I was also attracted to this idea of rites of passage in woods for young men. It seemed dangerous to me and I liked the idea of that, we have lost our danger as a society in many ways for young men. And I liked the idea of being dangerous in nature. There was something about me never having experienced this kind of male ritual as I was growing up.

I had done shamanic personal development work in Wales and overseas however was increasingly drawn to the idea of being local and staying to do personal and community work in the place where I lived. Brighton. I am very committed to Brighton.

Had you done a lot of inner work beforehand?
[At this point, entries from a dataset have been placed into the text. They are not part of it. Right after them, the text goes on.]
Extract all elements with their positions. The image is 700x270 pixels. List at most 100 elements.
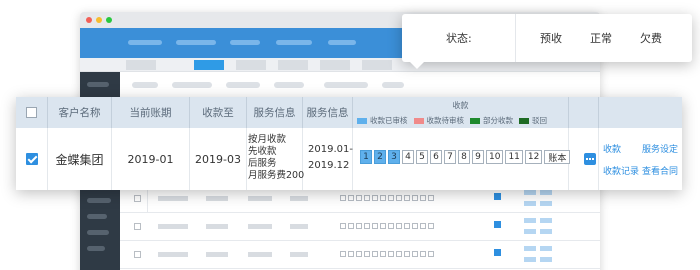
customer-collection-table: 客户名称 当前账期 收款至 服务信息 服务信息 收款 收款已审核 收款待审核 部… (16, 97, 682, 190)
legend-swatch-partial (470, 117, 480, 124)
service-info: 按月收款 先收款 后服务 月服务费200 (248, 134, 304, 182)
sidebar-item[interactable] (87, 198, 111, 203)
customer-name: 金蝶集团 (48, 128, 112, 190)
month-cell-4[interactable]: 4 (402, 150, 414, 164)
service-monthly-fee: 月服务费200 (248, 170, 305, 181)
row-checkbox[interactable] (134, 251, 141, 258)
status-filter-popup: 状态: 预收 正常 欠费 (402, 14, 692, 69)
month-cell-3[interactable]: 3 (388, 150, 400, 164)
collection-legend: 收款已审核 收款待审核 部分收款 驳回 (357, 115, 568, 126)
filter-placeholder (382, 82, 404, 88)
maximize-window-icon[interactable] (106, 17, 112, 23)
account-book-button[interactable]: 账本 (544, 150, 571, 164)
status-option-normal[interactable]: 正常 (590, 30, 612, 46)
select-all-checkbox[interactable] (26, 107, 37, 118)
status-option-arrears[interactable]: 欠费 (640, 30, 662, 46)
sub-tab[interactable] (126, 60, 156, 70)
header-collected-to[interactable]: 收款至 (190, 97, 247, 128)
month-grid-placeholder (340, 251, 434, 257)
more-dot-icon (592, 158, 594, 160)
collection-title: 收款 (452, 101, 469, 110)
header-current-period[interactable]: 当前账期 (112, 97, 190, 128)
more-dot-icon (586, 158, 588, 160)
month-cell-11[interactable]: 11 (505, 150, 523, 164)
legend-swatch-pending (413, 117, 424, 124)
filter-placeholder (226, 82, 260, 88)
table-row[interactable] (120, 241, 600, 269)
month-cell-1[interactable]: 1 (360, 150, 372, 164)
service-serve-after: 后服务 (248, 158, 277, 169)
header-more (569, 97, 599, 128)
service-collect-first: 先收款 (248, 146, 277, 157)
sub-tab[interactable] (236, 60, 266, 70)
sidebar-item[interactable] (87, 230, 109, 235)
month-cell-7[interactable]: 7 (444, 150, 456, 164)
current-period: 2019-01 (112, 128, 190, 190)
month-cell-2[interactable]: 2 (374, 150, 386, 164)
month-collection-grid: 1 2 3 4 5 6 7 8 9 10 11 12 账本 (360, 150, 571, 164)
filter-placeholder (324, 82, 368, 88)
header-customer-name[interactable]: 客户名称 (48, 97, 112, 128)
legend-pending: 收款待审核 (413, 115, 464, 126)
legend-approved: 收款已审核 (357, 115, 408, 126)
table-row[interactable] (120, 213, 600, 241)
month-cell-6[interactable]: 6 (430, 150, 442, 164)
row-checkbox-checked[interactable] (26, 153, 38, 165)
row-select-cell (16, 128, 48, 190)
collected-to: 2019-03 (190, 128, 247, 190)
month-grid-placeholder (340, 223, 434, 229)
minimize-window-icon[interactable] (96, 17, 102, 23)
service-period: 2019.01- 2019.12 (308, 142, 353, 174)
service-settings-link[interactable]: 服务设定 (642, 142, 678, 155)
header-select-cell (16, 97, 48, 128)
table-header: 客户名称 当前账期 收款至 服务信息 服务信息 收款 收款已审核 收款待审核 部… (16, 97, 682, 128)
legend-swatch-rejected (519, 117, 529, 124)
close-window-icon[interactable] (86, 17, 92, 23)
header-collection: 收款 收款已审核 收款待审核 部分收款 驳回 (353, 97, 569, 128)
sidebar-item[interactable] (87, 214, 107, 219)
sidebar-item[interactable] (87, 246, 105, 251)
month-cell-10[interactable]: 10 (486, 150, 504, 164)
legend-partial: 部分收款 (470, 115, 513, 126)
month-cell-5[interactable]: 5 (416, 150, 428, 164)
table-row-selected[interactable]: 金蝶集团 2019-01 2019-03 按月收款 先收款 后服务 月服务费20… (16, 128, 682, 190)
sidebar-item[interactable] (87, 82, 109, 87)
collection-records-link[interactable]: 收款记录 (603, 164, 639, 177)
sub-tab[interactable] (320, 60, 350, 70)
filter-placeholder (172, 82, 212, 88)
month-cell-8[interactable]: 8 (458, 150, 470, 164)
nav-placeholder (176, 40, 216, 45)
service-period-end: 2019.12 (308, 160, 350, 171)
popup-divider (515, 14, 516, 62)
row-more-button[interactable] (494, 249, 501, 256)
collect-link[interactable]: 收款 (603, 142, 621, 155)
month-cell-9[interactable]: 9 (472, 150, 484, 164)
sub-tab[interactable] (362, 60, 392, 70)
nav-placeholder (128, 40, 162, 45)
filter-placeholder (132, 82, 158, 88)
row-more-button[interactable] (494, 221, 501, 228)
nav-placeholder (276, 40, 312, 45)
row-more-button[interactable] (494, 193, 501, 200)
sub-tab-active[interactable] (194, 60, 224, 70)
actions-cell (599, 128, 682, 190)
more-dot-icon (589, 158, 591, 160)
view-contract-link[interactable]: 查看合同 (642, 164, 678, 177)
service-billing-mode: 按月收款 (248, 134, 287, 145)
header-service-info-period[interactable]: 服务信息 (303, 97, 353, 128)
sub-tab[interactable] (278, 60, 308, 70)
legend-rejected: 驳回 (519, 115, 547, 126)
filter-placeholder (274, 82, 304, 88)
row-checkbox[interactable] (134, 223, 141, 230)
status-label: 状态: (446, 32, 472, 45)
month-grid-placeholder (340, 195, 434, 201)
service-period-start: 2019.01- (308, 144, 353, 155)
header-actions (599, 97, 682, 128)
status-option-prepaid[interactable]: 预收 (540, 30, 562, 46)
legend-swatch-approved (357, 117, 367, 124)
month-cell-12[interactable]: 12 (524, 150, 543, 164)
nav-placeholder (230, 40, 260, 45)
header-service-info[interactable]: 服务信息 (247, 97, 303, 128)
more-options-button[interactable] (584, 153, 596, 165)
nav-placeholder (328, 40, 356, 45)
I have a Buddhist practice and had done for nearly 40 years. This was an opportunity to bring that practice into a very real situation with young men who had often had tough backgrounds. I’ve also learnt a lot of skills from doing the abob weekends and meetings.

How was Beyond the Hero for you?

It was life-changing. I’d never experienced anything like that before. I allowed myself to feel feelings that I’d never had before. I’d never looked at how my childhood had affected my life. I’d never done any therapy. So this was a radical learning curve for me. This was a part of my life that I’d never looked at and that was now opened up for me.

And now?

I’m on a new Leadership course with men from other ABOB communities and going deep into strengthening the leader within me so I can support and facilitate work within my community. This ABOB work is affecting all areas of my life and enabling me to be more self-reflective about my feelings and actions.

Have you been a mentor?

I have but not quite in the classic sense. I have often taken on mentees when their mentoring hasn’t worked out. So I’ve mentored young men in bits and pieces.

How is the abob community in Brighton?

We’ve been through highs and lows but now the energy is there again. Now we have 20 to 25 men regularly attending circles with at least eight capable men ready to step into leadership. We have empowered ourselves. I feel our community really building here now.